Dua belas hari jelang pencoblosan Pemilihan Kepala Daerah (Pilkada) 2020, Komisi Pemberantasan Korupsi (KPK) berharap, masyarakat menolak politik uang. Hal itu disampaikan Wakil Ketua KPK, Lili Pintauli Siregar, dalam Pembekalan Pilkada Berintegritas yang disiarkan secara daring, Kamis (26/11).
Sebagai pemilih, imbuh Lili, masyarakat adalah ujung tombak "pesta demokrasi". Oleh karena itu, bisa berdampak untuk kehidupan paling tidak selama lima tahun apabila permisif terhadap politik uang.
"Diharapkan masyarakat cerdas, tidak permisif, tidak karena sehelai-dua helai uang merah kemudian masuk ke bilik suara. Dia menghancurkan masa depan anak dan cucunya untuk lima tahun ke depan," ujarnya.
Di sisi lain, Lili mengatakan, pembekalan kepada calon kepala daerah penting dilakukan agar bekerja dengan baik dan melaksanakan program antirasuah ketika terpilih. Namun, meraka tak punya hati jika sudah diberikan bekal dan pemahaman masih berbuat praktik lancung.
"Saya pikir, ini kembali kepada hati, kepada iman, dan bagaimana mulai proses pilkada," ucapnya.
Lili menambahkan, kepala daerah terpilih terjerat korupsi atau tidak dapat diketahui dengan cara sederhana, dengan mengecek Laporan Harta Kekayaan Penyelenggara Negara (LHKPN).

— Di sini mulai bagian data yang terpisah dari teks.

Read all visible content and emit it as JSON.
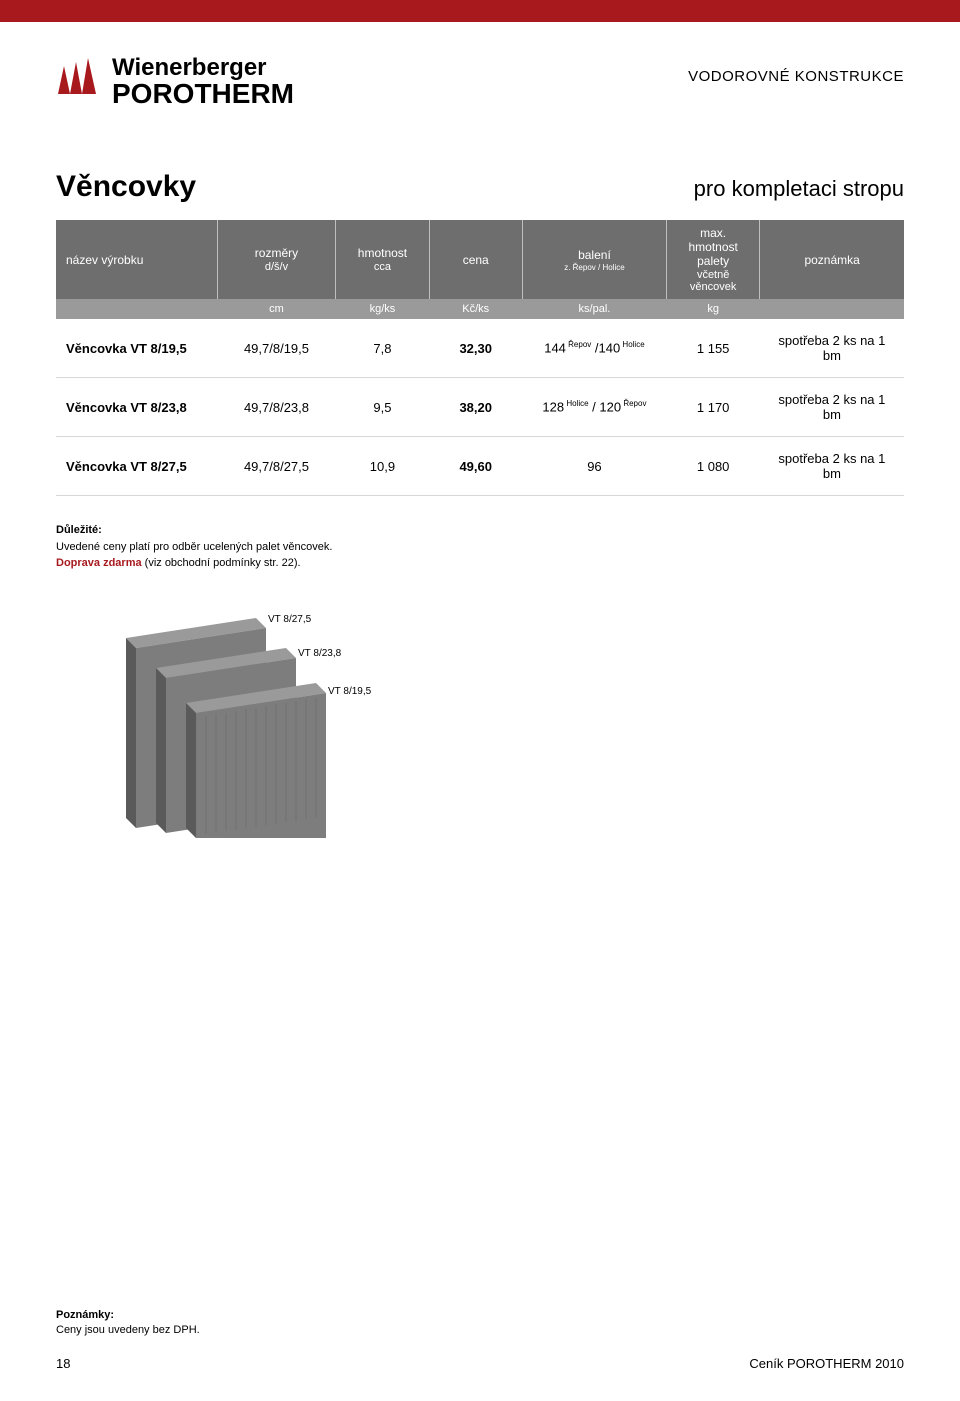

Sebab, sebuah studi menyebutkan, butuh banyak duit untuk menjadi pemimpin daerah.
"Dia (kepala daerah) melaporkan LHKPN begitu minimnya, maka masyarakat patut menduga siapa yang mendukung mulai (dari) pendaftaran sampai dia duduk (terpilih, red). Apakah ada para cukong? Apakah ada orang-orang yang kelak kemudian akan memulai menagih atau meminta balas jasa?" katanya.

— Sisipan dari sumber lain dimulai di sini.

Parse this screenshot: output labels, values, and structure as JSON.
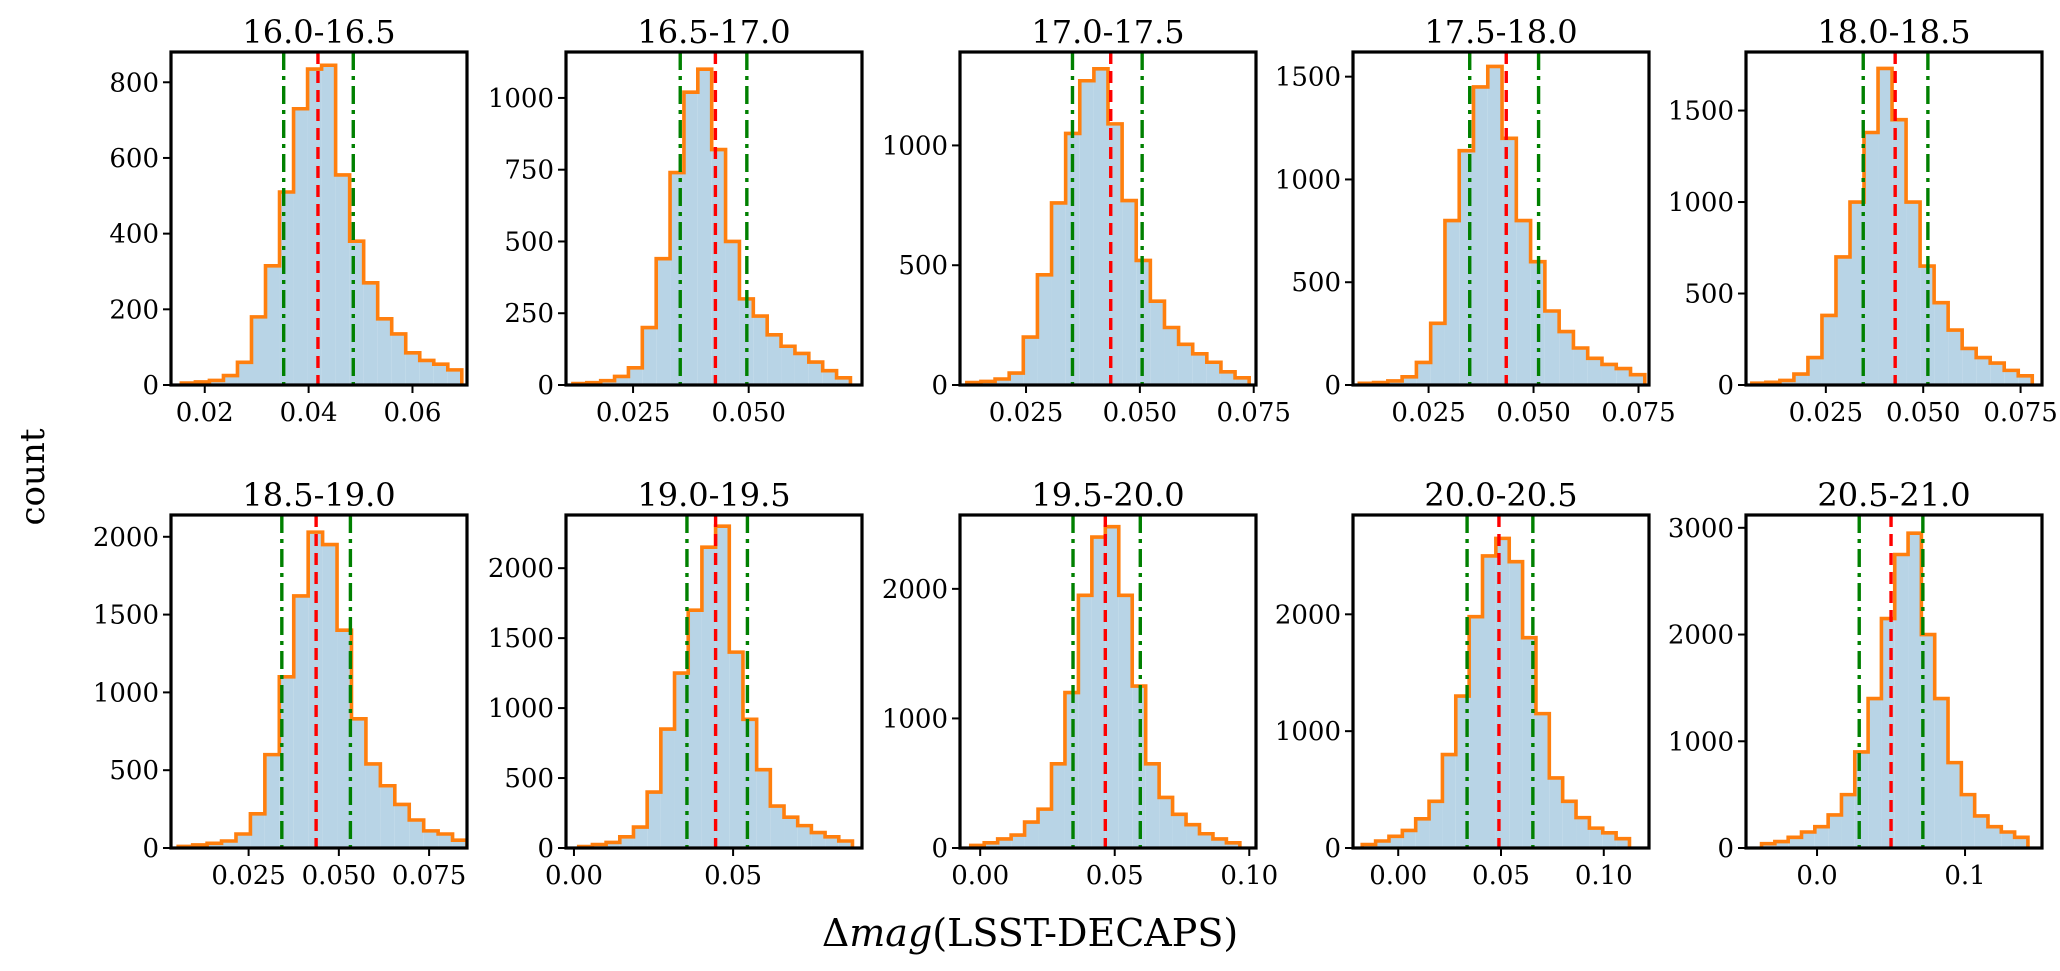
{
  "figure": {
    "ylabel": "count",
    "xlabel": "Δmag(LSST-DECAPS)",
    "xlabel_prefix": "Δ",
    "xlabel_italic": "mag",
    "xlabel_suffix": "(LSST-DECAPS)"
  },
  "colors": {
    "fill": "#b8d4e6",
    "step": "#ff7f0e",
    "median": "#ff0000",
    "bounds": "#008000",
    "frame": "#000000"
  },
  "chart_data": [
    {
      "type": "bar",
      "title": "16.0-16.5",
      "xlim": [
        0.0135,
        0.0705
      ],
      "ylim": [
        0,
        880
      ],
      "xticks": [
        0.02,
        0.04,
        0.06
      ],
      "xtick_labels": [
        "0.02",
        "0.04",
        "0.06"
      ],
      "yticks": [
        0,
        200,
        400,
        600,
        800
      ],
      "ytick_labels": [
        "0",
        "200",
        "400",
        "600",
        "800"
      ],
      "bin_edges": [
        0.0155,
        0.0182,
        0.0209,
        0.0236,
        0.0263,
        0.029,
        0.0317,
        0.0344,
        0.0371,
        0.0398,
        0.0425,
        0.0452,
        0.0479,
        0.0506,
        0.0533,
        0.056,
        0.0587,
        0.0614,
        0.0641,
        0.0668,
        0.0695
      ],
      "counts": [
        5,
        8,
        12,
        25,
        60,
        180,
        315,
        510,
        730,
        835,
        845,
        555,
        380,
        270,
        175,
        135,
        85,
        65,
        55,
        40
      ],
      "median": 0.0418,
      "lower": 0.0352,
      "upper": 0.0486
    },
    {
      "type": "bar",
      "title": "16.5-17.0",
      "xlim": [
        0.0105,
        0.0745
      ],
      "ylim": [
        0,
        1160
      ],
      "xticks": [
        0.025,
        0.05
      ],
      "xtick_labels": [
        "0.025",
        "0.050"
      ],
      "yticks": [
        0,
        250,
        500,
        750,
        1000
      ],
      "ytick_labels": [
        "0",
        "250",
        "500",
        "750",
        "1000"
      ],
      "bin_edges": [
        0.012,
        0.015,
        0.018,
        0.021,
        0.024,
        0.027,
        0.03,
        0.033,
        0.036,
        0.039,
        0.042,
        0.045,
        0.048,
        0.051,
        0.054,
        0.057,
        0.06,
        0.063,
        0.066,
        0.069,
        0.072
      ],
      "counts": [
        5,
        8,
        15,
        30,
        60,
        200,
        440,
        740,
        1020,
        1100,
        820,
        500,
        300,
        240,
        175,
        135,
        110,
        80,
        50,
        25
      ],
      "median": 0.0428,
      "lower": 0.0352,
      "upper": 0.0496
    },
    {
      "type": "bar",
      "title": "17.0-17.5",
      "xlim": [
        0.0105,
        0.0755
      ],
      "ylim": [
        0,
        1390
      ],
      "xticks": [
        0.025,
        0.05,
        0.075
      ],
      "xtick_labels": [
        "0.025",
        "0.050",
        "0.075"
      ],
      "yticks": [
        0,
        500,
        1000
      ],
      "ytick_labels": [
        "0",
        "500",
        "1000"
      ],
      "bin_edges": [
        0.012,
        0.0151,
        0.0182,
        0.0213,
        0.0244,
        0.0275,
        0.0306,
        0.0337,
        0.0368,
        0.0399,
        0.043,
        0.0461,
        0.0492,
        0.0523,
        0.0554,
        0.0585,
        0.0616,
        0.0647,
        0.0678,
        0.0709,
        0.074
      ],
      "counts": [
        10,
        15,
        25,
        50,
        200,
        460,
        760,
        1050,
        1270,
        1320,
        1090,
        770,
        520,
        350,
        240,
        170,
        130,
        95,
        55,
        30
      ],
      "median": 0.0436,
      "lower": 0.0352,
      "upper": 0.0505
    },
    {
      "type": "bar",
      "title": "17.5-18.0",
      "xlim": [
        0.007,
        0.0775
      ],
      "ylim": [
        0,
        1620
      ],
      "xticks": [
        0.025,
        0.05,
        0.075
      ],
      "xtick_labels": [
        "0.025",
        "0.050",
        "0.075"
      ],
      "yticks": [
        0,
        500,
        1000,
        1500
      ],
      "ytick_labels": [
        "0",
        "500",
        "1000",
        "1500"
      ],
      "bin_edges": [
        0.0085,
        0.0119,
        0.0153,
        0.0187,
        0.0221,
        0.0255,
        0.0289,
        0.0323,
        0.0357,
        0.0391,
        0.0425,
        0.0459,
        0.0493,
        0.0527,
        0.0561,
        0.0595,
        0.0629,
        0.0663,
        0.0697,
        0.0731,
        0.0765
      ],
      "counts": [
        8,
        12,
        20,
        40,
        110,
        300,
        800,
        1140,
        1450,
        1550,
        1200,
        800,
        600,
        360,
        260,
        180,
        130,
        100,
        80,
        50
      ],
      "median": 0.0435,
      "lower": 0.0348,
      "upper": 0.0512
    },
    {
      "type": "bar",
      "title": "18.0-18.5",
      "xlim": [
        0.0045,
        0.0805
      ],
      "ylim": [
        0,
        1820
      ],
      "xticks": [
        0.025,
        0.05,
        0.075
      ],
      "xtick_labels": [
        "0.025",
        "0.050",
        "0.075"
      ],
      "yticks": [
        0,
        500,
        1000,
        1500
      ],
      "ytick_labels": [
        "0",
        "500",
        "1000",
        "1500"
      ],
      "bin_edges": [
        0.006,
        0.0096,
        0.0132,
        0.0168,
        0.0204,
        0.024,
        0.0276,
        0.0312,
        0.0348,
        0.0384,
        0.042,
        0.0456,
        0.0492,
        0.0528,
        0.0564,
        0.06,
        0.0636,
        0.0672,
        0.0708,
        0.0744,
        0.078
      ],
      "counts": [
        10,
        15,
        25,
        60,
        150,
        380,
        700,
        1000,
        1380,
        1730,
        1450,
        1000,
        650,
        450,
        300,
        200,
        150,
        120,
        80,
        50
      ],
      "median": 0.0428,
      "lower": 0.0346,
      "upper": 0.0512
    },
    {
      "type": "bar",
      "title": "18.5-19.0",
      "xlim": [
        0.0035,
        0.0855
      ],
      "ylim": [
        0,
        2140
      ],
      "xticks": [
        0.025,
        0.05,
        0.075
      ],
      "xtick_labels": [
        "0.025",
        "0.050",
        "0.075"
      ],
      "yticks": [
        0,
        500,
        1000,
        1500,
        2000
      ],
      "ytick_labels": [
        "0",
        "500",
        "1000",
        "1500",
        "2000"
      ],
      "bin_edges": [
        0.0055,
        0.0095,
        0.0135,
        0.0175,
        0.0215,
        0.0255,
        0.0295,
        0.0335,
        0.0375,
        0.0415,
        0.0455,
        0.0495,
        0.0535,
        0.0575,
        0.0615,
        0.0655,
        0.0695,
        0.0735,
        0.0775,
        0.0815,
        0.0855
      ],
      "counts": [
        10,
        20,
        30,
        45,
        90,
        220,
        600,
        1100,
        1620,
        2030,
        1950,
        1400,
        830,
        540,
        400,
        280,
        180,
        110,
        90,
        50
      ],
      "median": 0.0437,
      "lower": 0.0342,
      "upper": 0.0532
    },
    {
      "type": "bar",
      "title": "19.0-19.5",
      "xlim": [
        -0.0025,
        0.0905
      ],
      "ylim": [
        0,
        2380
      ],
      "xticks": [
        0.0,
        0.05
      ],
      "xtick_labels": [
        "0.00",
        "0.05"
      ],
      "yticks": [
        0,
        500,
        1000,
        1500,
        2000
      ],
      "ytick_labels": [
        "0",
        "500",
        "1000",
        "1500",
        "2000"
      ],
      "bin_edges": [
        0.0015,
        0.0058,
        0.0101,
        0.0144,
        0.0187,
        0.023,
        0.0273,
        0.0316,
        0.0359,
        0.0402,
        0.0445,
        0.0488,
        0.0531,
        0.0574,
        0.0617,
        0.066,
        0.0703,
        0.0746,
        0.0789,
        0.0832,
        0.0875
      ],
      "counts": [
        10,
        25,
        40,
        80,
        150,
        400,
        850,
        1250,
        1700,
        2150,
        2300,
        1400,
        920,
        560,
        300,
        220,
        160,
        110,
        80,
        50
      ],
      "median": 0.0445,
      "lower": 0.0355,
      "upper": 0.0545
    },
    {
      "type": "bar",
      "title": "19.5-20.0",
      "xlim": [
        -0.0075,
        0.1025
      ],
      "ylim": [
        0,
        2570
      ],
      "xticks": [
        0.0,
        0.05,
        0.1
      ],
      "xtick_labels": [
        "0.00",
        "0.05",
        "0.10"
      ],
      "yticks": [
        0,
        1000,
        2000
      ],
      "ytick_labels": [
        "0",
        "1000",
        "2000"
      ],
      "bin_edges": [
        -0.0035,
        0.0015,
        0.0065,
        0.0115,
        0.0165,
        0.0215,
        0.0265,
        0.0315,
        0.0365,
        0.0415,
        0.0465,
        0.0515,
        0.0565,
        0.0615,
        0.0665,
        0.0715,
        0.0765,
        0.0815,
        0.0865,
        0.0915,
        0.0965
      ],
      "counts": [
        20,
        40,
        70,
        100,
        200,
        300,
        650,
        1200,
        1950,
        2400,
        2480,
        1950,
        1250,
        650,
        390,
        260,
        180,
        110,
        70,
        40
      ],
      "median": 0.0465,
      "lower": 0.0345,
      "upper": 0.0595
    },
    {
      "type": "bar",
      "title": "20.0-20.5",
      "xlim": [
        -0.022,
        0.122
      ],
      "ylim": [
        0,
        2850
      ],
      "xticks": [
        0.0,
        0.05,
        0.1
      ],
      "xtick_labels": [
        "0.00",
        "0.05",
        "0.10"
      ],
      "yticks": [
        0,
        1000,
        2000
      ],
      "ytick_labels": [
        "0",
        "1000",
        "2000"
      ],
      "bin_edges": [
        -0.0175,
        -0.011,
        -0.0045,
        0.002,
        0.0085,
        0.015,
        0.0215,
        0.028,
        0.0345,
        0.041,
        0.0475,
        0.054,
        0.0605,
        0.067,
        0.0735,
        0.08,
        0.0865,
        0.093,
        0.0995,
        0.106,
        0.1125
      ],
      "counts": [
        30,
        60,
        100,
        150,
        250,
        400,
        800,
        1300,
        1980,
        2500,
        2650,
        2450,
        1800,
        1150,
        600,
        400,
        260,
        170,
        130,
        80
      ],
      "median": 0.049,
      "lower": 0.0335,
      "upper": 0.0655
    },
    {
      "type": "bar",
      "title": "20.5-21.0",
      "xlim": [
        -0.048,
        0.152
      ],
      "ylim": [
        0,
        3120
      ],
      "xticks": [
        0.0,
        0.1
      ],
      "xtick_labels": [
        "0.0",
        "0.1"
      ],
      "yticks": [
        0,
        1000,
        2000,
        3000
      ],
      "ytick_labels": [
        "0",
        "1000",
        "2000",
        "3000"
      ],
      "bin_edges": [
        -0.0375,
        -0.0285,
        -0.0195,
        -0.0105,
        -0.0015,
        0.0075,
        0.0165,
        0.0255,
        0.0345,
        0.0435,
        0.0525,
        0.0615,
        0.0705,
        0.0795,
        0.0885,
        0.0975,
        0.1065,
        0.1155,
        0.1245,
        0.1335,
        0.1425
      ],
      "counts": [
        40,
        60,
        100,
        150,
        200,
        310,
        500,
        900,
        1400,
        2150,
        2750,
        2950,
        2000,
        1400,
        800,
        500,
        300,
        200,
        150,
        100
      ],
      "median": 0.05,
      "lower": 0.0285,
      "upper": 0.0715
    }
  ]
}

"Dan ketika calon kepala daerah telah duduk, ketika dia mulai berpikir untuk membayar balas jasa, mulai saat itulah dia terjerembak dalam tindak pidana korupsi," tambahnya.
Ketua KPK, Firli Bahuri, sebelumnya mengatakan, ada potensi benturan kepentingan dalam pendanaan pilkada berkaitan erat dengan profil penyumbang dana atau donatur. Ini berdasarkan Survei Direktorat Penelitian dan Pengembangan KPK pada 2015, 2017, dan 2018, di mana pengusaha sebagai donatur memiliki konsekuensi meminta kemudahan perizinan dalam bisnis, keleluasaan ikut pengadaan barang dan jasa, dan keamanan dalam usaha.
Sementara temuan KPK pada 2018 mengungkapkan, 83,8% calon kepala daerah berjanji memenuhi harapan penyumbang dana ketika menang pilkada.
Berdasarkan catatan survei komisi antikorupsi, total harta rata-rata pasangan calon Rp18,03 miliar. Bahkan, imbuh Firli, ditemukan ada satu kontestan yang total kekayaannya minus Rp15,17 juta.
Padahal, berdasarkan wawancara dari survei KPK itu, paslon di tingkat kabupaten/kota harus memegang uang Rp5 miliar-Rp10 miliar agar bisa mengikuti pilkada. Idealnya mempunyai Rp65 miliar apabila ingin menang.
"Banyak kepala daerah yang tersangkut tindak pidana korupsi. Hingga Juli 2020, telah 21 gubernur dan 122 bupati/wali kota/wakil terjerat korupsi yang ditangani oleh KPK. Sebab itu, KPK menyuarakan urgennya pilkada berintegritas, yakni pilkada yang menghasilkan kepala daerah yang bebas benturan kepentingan," kata Firli.